Every ipxcore cPanel hosting plan includes free SSL certificates via AutoSSL, powered by Sectigo. AutoSSL automatically provisions, installs, and renews SSL certificates for every domain on your account — no manual renewal, no annual fees, no Let's Encrypt rate-limit headaches. This article explains how it works and how to verify it's running.
Is AutoSSL already running?
Yes — AutoSSL is enabled by default on every ipxcore cPanel account. Within a few minutes of adding a domain, it scans, validates ownership via HTTP, and installs a certificate covering your apex domain (yourdomain.com), the www subdomain, and any subdomains you've added.
Verify a domain is covered
- Log in to cPanel.
- Open SSL/TLS Status under "Security".
- You'll see every domain on your account with a status:
- Green checkmark = covered by AutoSSL, certificate active
- Red X = not covered (see "Common reasons" below)
Click View Certificate next to any domain to see expiration date, issuer (Sectigo), and the full SAN list.
Common reasons AutoSSL skips a domain
- Domain doesn't resolve to your ipxcore IP yet. AutoSSL validates ownership by serving a token from your account at
http://yourdomain.com/.well-known/pki-validation/. If the domain still resolves to your old host, validation fails. Fix: update DNS / nameservers and wait 30 minutes. See our article on nameservers. - Cloudflare proxy is enabled. When Cloudflare orange-cloud is on, the validation request hits Cloudflare, not your ipxcore server. Fix: temporarily set the record to grey-cloud (DNS only), wait for AutoSSL to issue, then turn proxying back on if you want.

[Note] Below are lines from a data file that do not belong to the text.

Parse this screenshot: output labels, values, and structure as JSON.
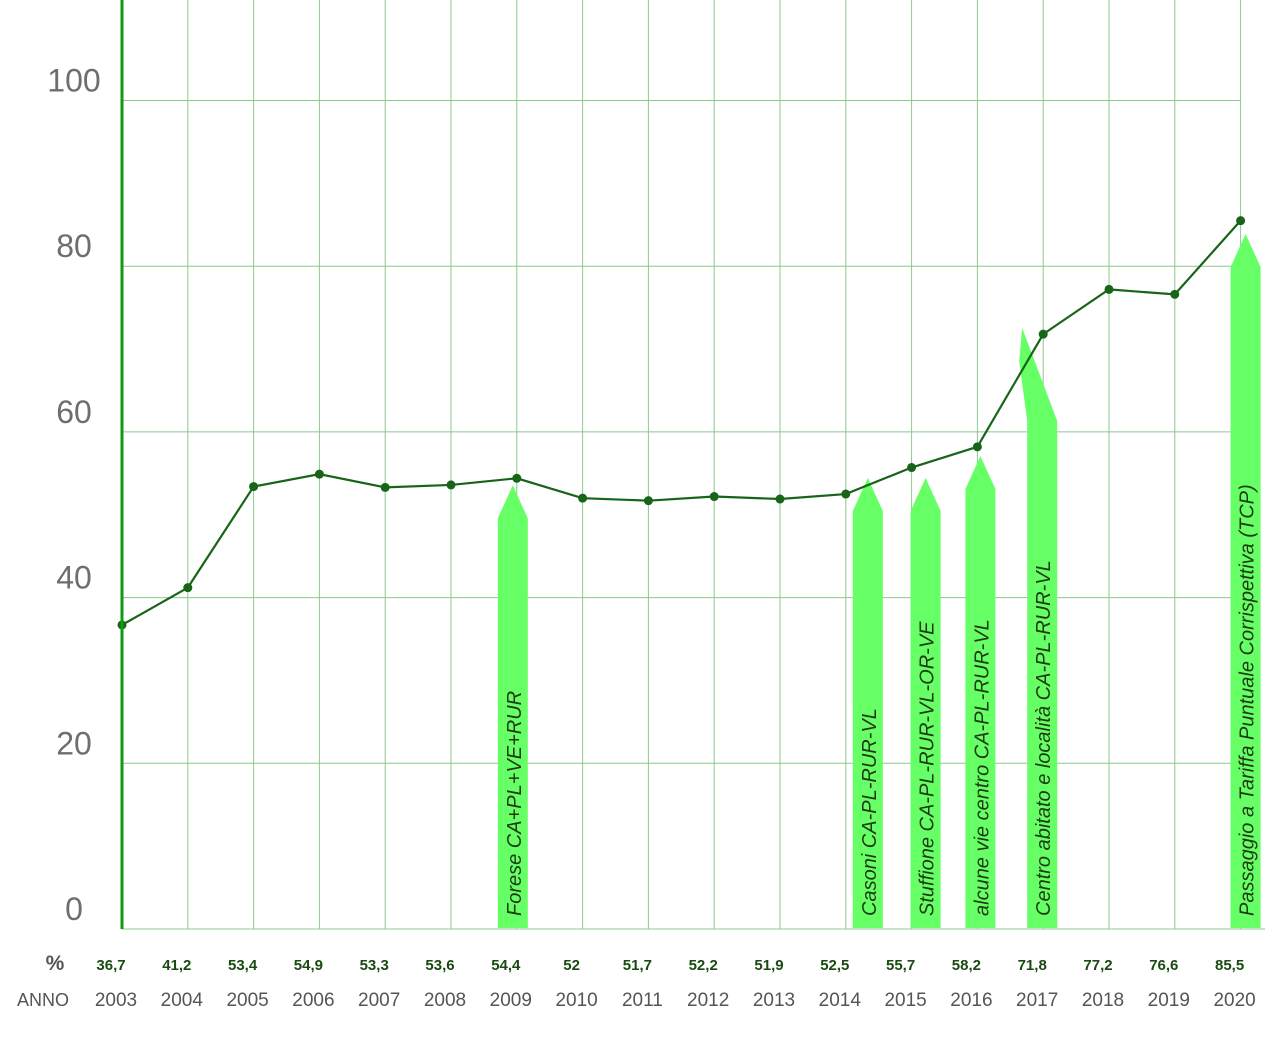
{
  "chart_data": {
    "type": "line",
    "title": "",
    "xlabel": "ANNO",
    "ylabel": "%",
    "ylim": [
      0,
      110
    ],
    "yticks": [
      "0",
      "20",
      "40",
      "60",
      "80",
      "100"
    ],
    "grid": true,
    "x": [
      "2003",
      "2004",
      "2005",
      "2006",
      "2007",
      "2008",
      "2009",
      "2010",
      "2011",
      "2012",
      "2013",
      "2014",
      "2015",
      "2016",
      "2017",
      "2018",
      "2019",
      "2020"
    ],
    "values": [
      36.7,
      41.2,
      53.4,
      54.9,
      53.3,
      53.6,
      54.4,
      52,
      51.7,
      52.2,
      51.9,
      52.5,
      55.7,
      58.2,
      71.8,
      77.2,
      76.6,
      85.5
    ],
    "value_labels": [
      "36,7",
      "41,2",
      "53,4",
      "54,9",
      "53,3",
      "53,6",
      "54,4",
      "52",
      "51,7",
      "52,2",
      "51,9",
      "52,5",
      "55,7",
      "58,2",
      "71,8",
      "77,2",
      "76,6",
      "85,5"
    ],
    "annotations": [
      {
        "text": "Forese CA+PL+VE+RUR",
        "x": "2009"
      },
      {
        "text": "Casoni CA-PL-RUR-VL",
        "x": "2015"
      },
      {
        "text": "Stuffione CA-PL-RUR-VL-OR-VE",
        "x": "2015"
      },
      {
        "text": "alcune vie centro CA-PL-RUR-VL",
        "x": "2016"
      },
      {
        "text": "Centro abitato e località CA-PL-RUR-VL",
        "x": "2017"
      },
      {
        "text": "Passaggio a  Tariffa Puntuale Corrispettiva (TCP)",
        "x": "2020"
      }
    ],
    "colors": {
      "line": "#186418",
      "axis": "#129a12",
      "grid": "#8cc88c",
      "arrow": "#66ff66"
    }
  }
}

- .htaccess redirect blocking the validation path. If you redirect all HTTP traffic to HTTPS via
.htaccess, exclude/.well-known/from the redirect:RewriteEngine On RewriteCond %{REQUEST_URI} !^/.well-known/ RewriteCond %{HTTPS} off RewriteRule ^(.*)$ https://%{HTTP_HOST}/$1 [R=301,L] - Domain is parked or suspended. AutoSSL skips domains that aren't actively serving content.
Force a re-check
If you've fixed the underlying issue (DNS, Cloudflare, .htaccess) and want AutoSSL to retry immediately rather than wait for the next scheduled run:
- Open SSL/TLS Status in cPanel.
- Tick the boxes next to the affected domains.
- Click Run AutoSSL at the top.
The check usually completes in under 30 seconds. Refresh the page to see the updated status.
Renewals
AutoSSL certificates are valid for 90 days and automatically renew at the 60-day mark. You don't need to do anything. If a renewal fails, cPanel emails you (and ipxcore's monitoring also alerts us, so we can investigate before you even notice).
When you might want a paid SSL instead
AutoSSL covers 99% of use cases. The exceptions:
- Extended Validation (EV) certificates — display the company name in the URL bar in older browsers. Mostly relevant for finance/healthcare. Modern browsers no longer differentiate visually.
- Wildcard certificates — needed if you serve dynamic third-level subdomains (
customer1.yourdomain.com,customer2.yourdomain.com, etc.). AutoSSL covers explicitly-defined subdomains but not unlimited wildcards. Open a ticket if you need a wildcard. - Multi-year certificates — no longer issued by any CA (max validity is 398 days industry-wide), so this is moot.